Cemetery building hit by Second World War bombs could be given new lease of life

The lodge at Harton Cemetery
The lodge at Harton Cemetery

A prominent South Tyneside building could be returned to its former glory – 74 years after it was partially destroyed by Hitler’s bombs.

The owners of the detached, Grade II-Listed private house, which sits at the entrance of Harton Cemetery, South Shields, want to construct a new two-storey south wing.

That part of the building was hit by a German bombing onslaught in 1944 at the height of The Second World War.

Plans submitted to South Tyneside Council show the extension would incorporate an expanded ground-floor kitchen-diner and two upper bedrooms.

Designed by architect Henry Grieves, the lodge, at the end of Cemetery Approach, was built between 1888 and 1891.

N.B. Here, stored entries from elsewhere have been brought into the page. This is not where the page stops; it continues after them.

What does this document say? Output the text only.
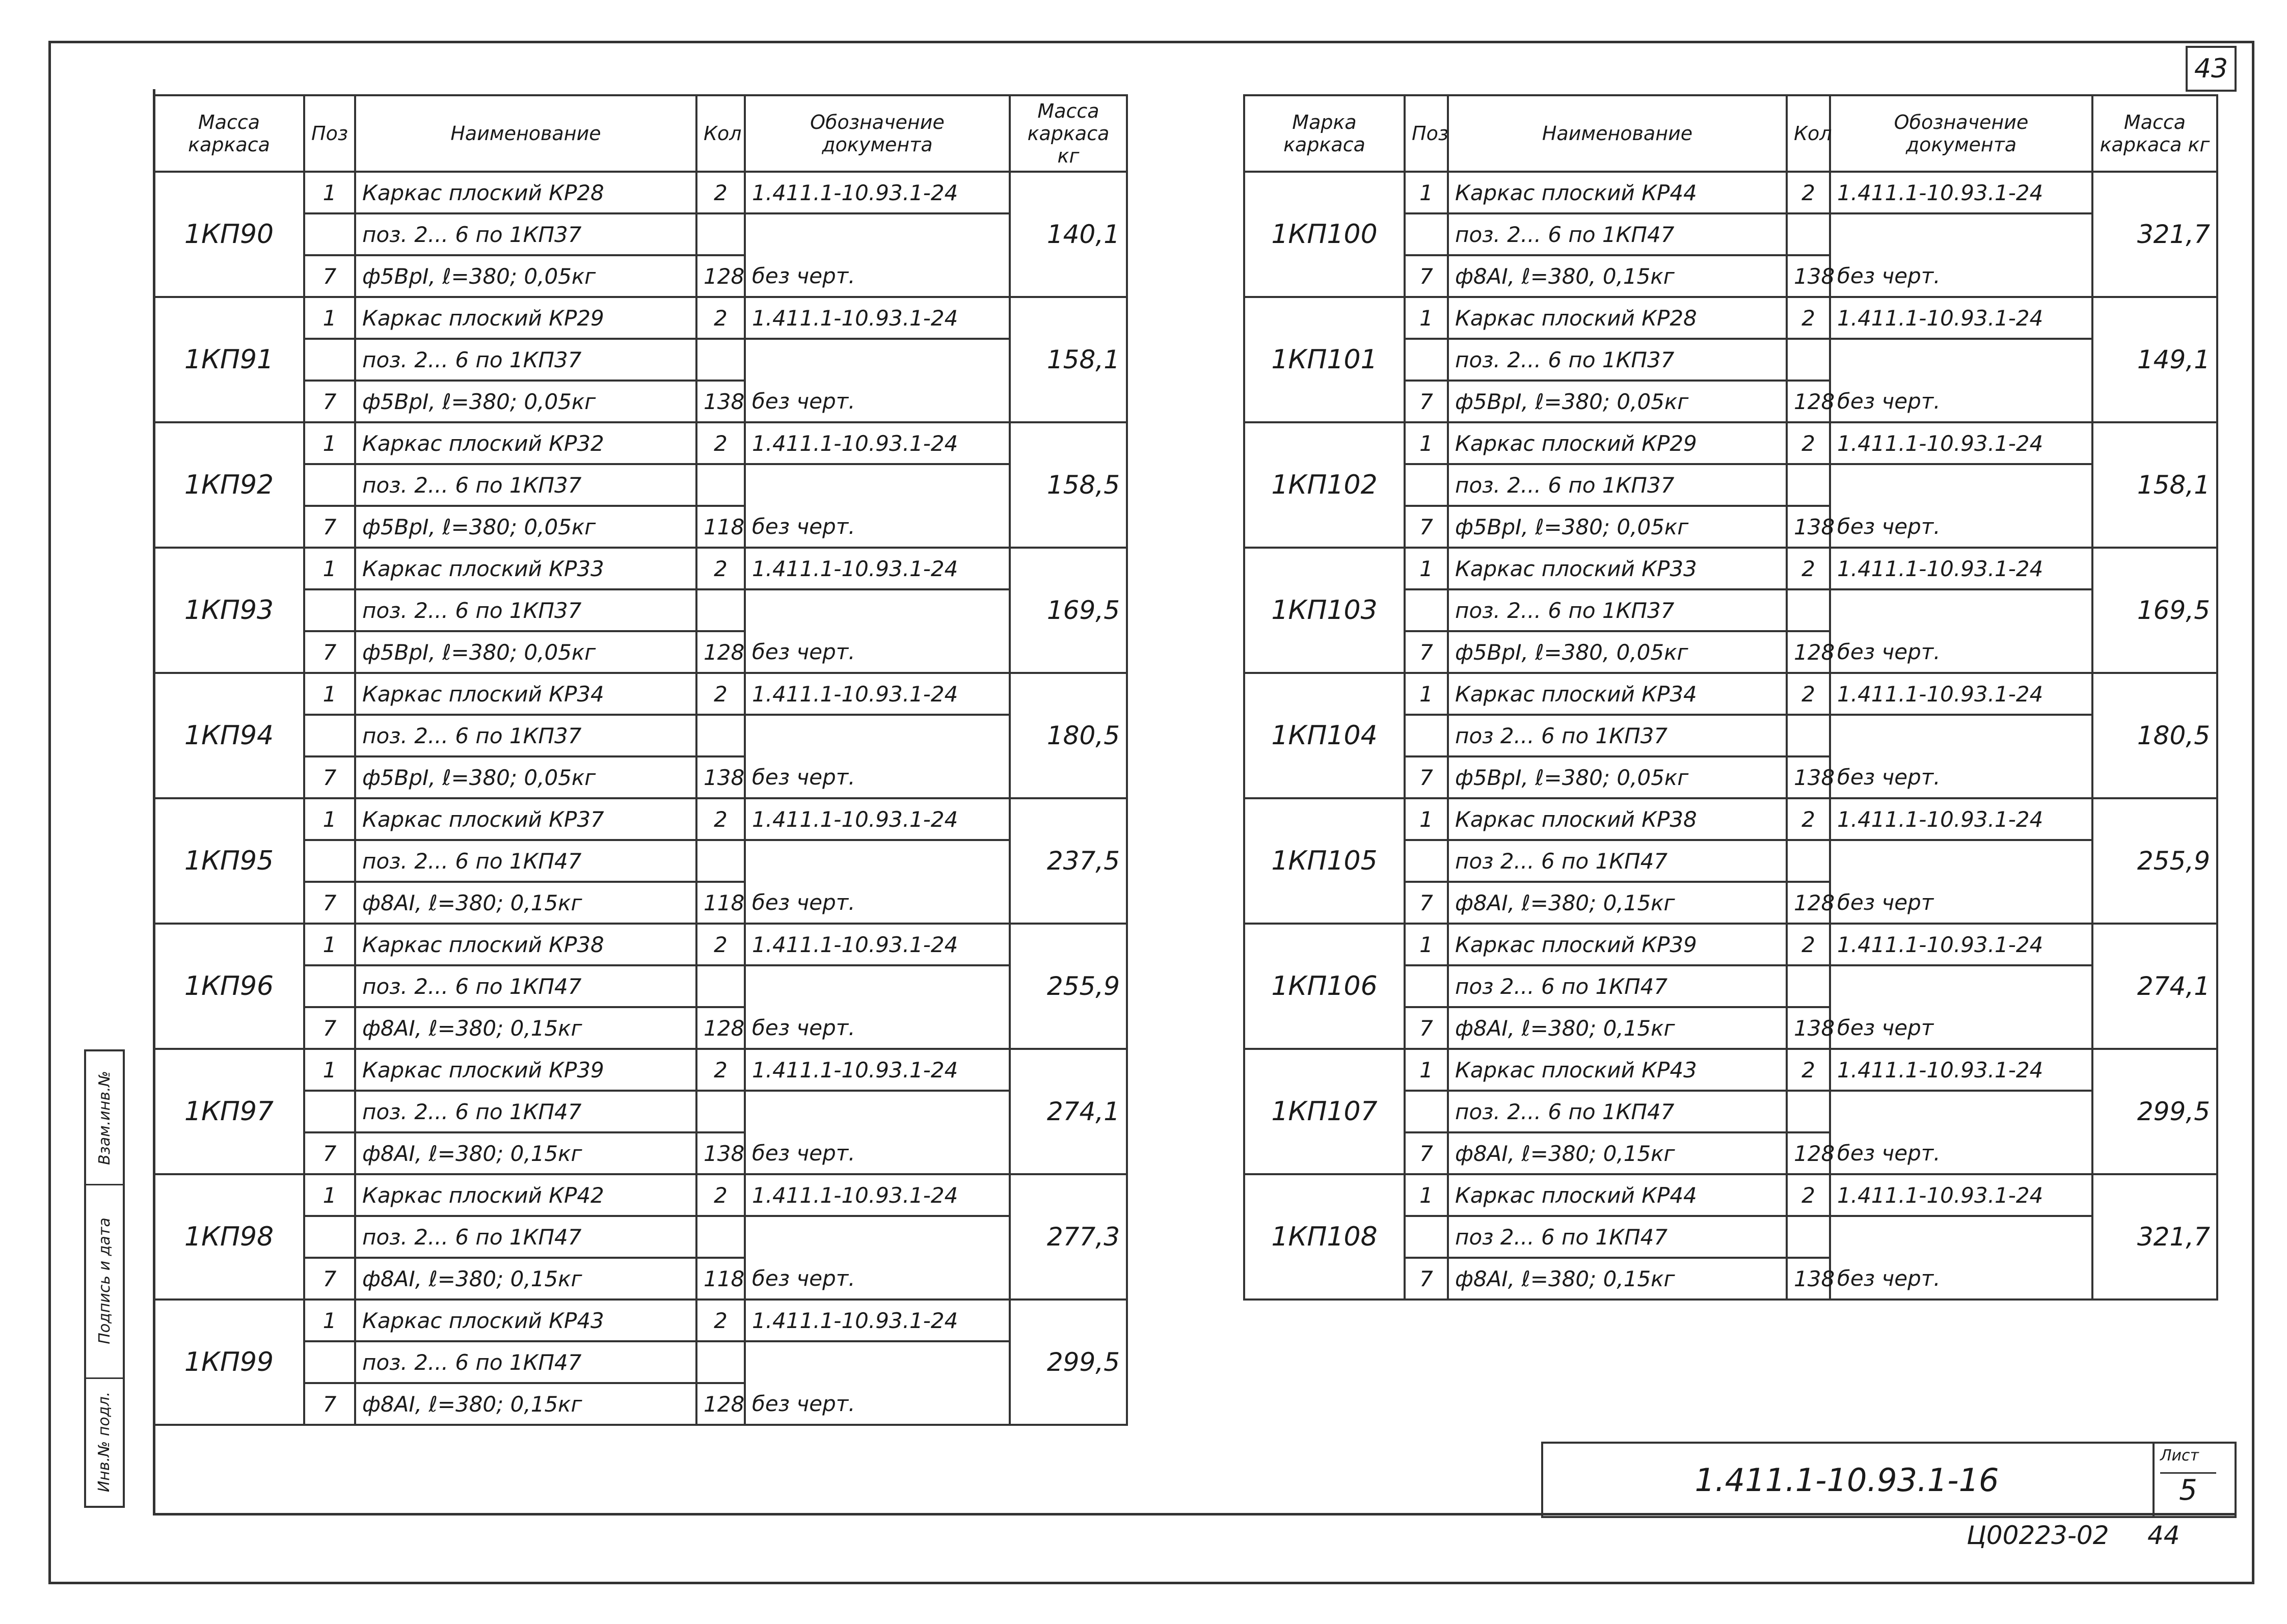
43
Масса каркаса	Поз	Наименование	Кол	Обозначение документа	Масса каркаса кг
1КП90	1	Каркас плоский КР28	2	1.411.1-10.93.1-24	140,1
		поз. 2... 6 по 1КП37			
	7	ф5ВрI, ℓ=380; 0,05кг	128	без черт.	
1КП91	1	Каркас плоский КР29	2	1.411.1-10.93.1-24	158,1
		поз. 2... 6 по 1КП37			
	7	ф5ВрI, ℓ=380; 0,05кг	138	без черт.	
1КП92	1	Каркас плоский КР32	2	1.411.1-10.93.1-24	158,5
		поз. 2... 6 по 1КП37			
	7	ф5ВрI, ℓ=380; 0,05кг	118	без черт.	
1КП93	1	Каркас плоский КР33	2	1.411.1-10.93.1-24	169,5
		поз. 2... 6 по 1КП37			
	7	ф5ВрI, ℓ=380; 0,05кг	128	без черт.	
1КП94	1	Каркас плоский КР34	2	1.411.1-10.93.1-24	180,5
		поз. 2... 6 по 1КП37			
	7	ф5ВрI, ℓ=380; 0,05кг	138	без черт.	
1КП95	1	Каркас плоский КР37	2	1.411.1-10.93.1-24	237,5
		поз. 2... 6 по 1КП47			
	7	ф8АI, ℓ=380; 0,15кг	118	без черт.	
1КП96	1	Каркас плоский КР38	2	1.411.1-10.93.1-24	255,9
		поз. 2... 6 по 1КП47			
	7	ф8АI, ℓ=380; 0,15кг	128	без черт.	
1КП97	1	Каркас плоский КР39	2	1.411.1-10.93.1-24	274,1
		поз. 2... 6 по 1КП47			
	7	ф8АI, ℓ=380; 0,15кг	138	без черт.	
1КП98	1	Каркас плоский КР42	2	1.411.1-10.93.1-24	277,3
		поз. 2... 6 по 1КП47			
	7	ф8АI, ℓ=380; 0,15кг	118	без черт.	
1КП99	1	Каркас плоский КР43	2	1.411.1-10.93.1-24	299,5
		поз. 2... 6 по 1КП47			
	7	ф8АI, ℓ=380; 0,15кг	128	без черт.	
Марка каркаса	Поз	Наименование	Кол	Обозначение документа	Масса каркаса кг
1КП100	1	Каркас плоский КР44	2	1.411.1-10.93.1-24	321,7
		поз. 2... 6 по 1КП47			
	7	ф8АI, ℓ=380, 0,15кг	138	без черт.	
1КП101	1	Каркас плоский КР28	2	1.411.1-10.93.1-24	149,1
		поз. 2... 6 по 1КП37			
	7	ф5ВрI, ℓ=380; 0,05кг	128	без черт.	
1КП102	1	Каркас плоский КР29	2	1.411.1-10.93.1-24	158,1
		поз. 2... 6 по 1КП37			
	7	ф5ВрI, ℓ=380; 0,05кг	138	без черт.	
1КП103	1	Каркас плоский КР33	2	1.411.1-10.93.1-24	169,5
		поз. 2... 6 по 1КП37			
	7	ф5ВрI, ℓ=380, 0,05кг	128	без черт.	
1КП104	1	Каркас плоский КР34	2	1.411.1-10.93.1-24	180,5
		поз 2... 6 по 1КП37			
	7	ф5ВрI, ℓ=380; 0,05кг	138	без черт.	
1КП105	1	Каркас плоский КР38	2	1.411.1-10.93.1-24	255,9
		поз 2... 6 по 1КП47			
	7	ф8АI, ℓ=380; 0,15кг	128	без черт	
1КП106	1	Каркас плоский КР39	2	1.411.1-10.93.1-24	274,1
		поз 2... 6 по 1КП47			
	7	ф8АI, ℓ=380; 0,15кг	138	без черт	
1КП107	1	Каркас плоский КР43	2	1.411.1-10.93.1-24	299,5
		поз. 2... 6 по 1КП47			
	7	ф8АI, ℓ=380; 0,15кг	128	без черт.	
1КП108	1	Каркас плоский КР44	2	1.411.1-10.93.1-24	321,7
		поз 2... 6 по 1КП47			
	7	ф8АI, ℓ=380; 0,15кг	138	без черт.	
1.411.1-10.93.1-16
Лист
5
Ц00223-02 44
Взам.инв.№
Подпись и дата
Инв.№ подл.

Following the Luftwaffe’s attack, the wing was lost, and south side patched up.

In the years afterwards, the council took ownership and used the building for housing.

Several alterations were made to brickwork, windows and doors which a new report says are not in keeping with its original character.

It adds: “This has unfortunately resulted in directly impacting and causing harm to the heritage, character and special interest of the dwelling.”

The lodge was granted listed status in February 1983.

Some four years ago was sold into private hands by the council.

The plans also show the existing kitchen will be changed into a bathroom and the utility room modernised and its flat roof removed and replaced with a pitch roof.

The extension and external alterations will be constructed in materials and features of the existing house to ensure the character and special interest is restored and improved.

A study has found the building has multiple potential day roost locations for bats, and has recommended up to two further surveys are carried out.

The public can comment on the proposals until next Monday – May 21.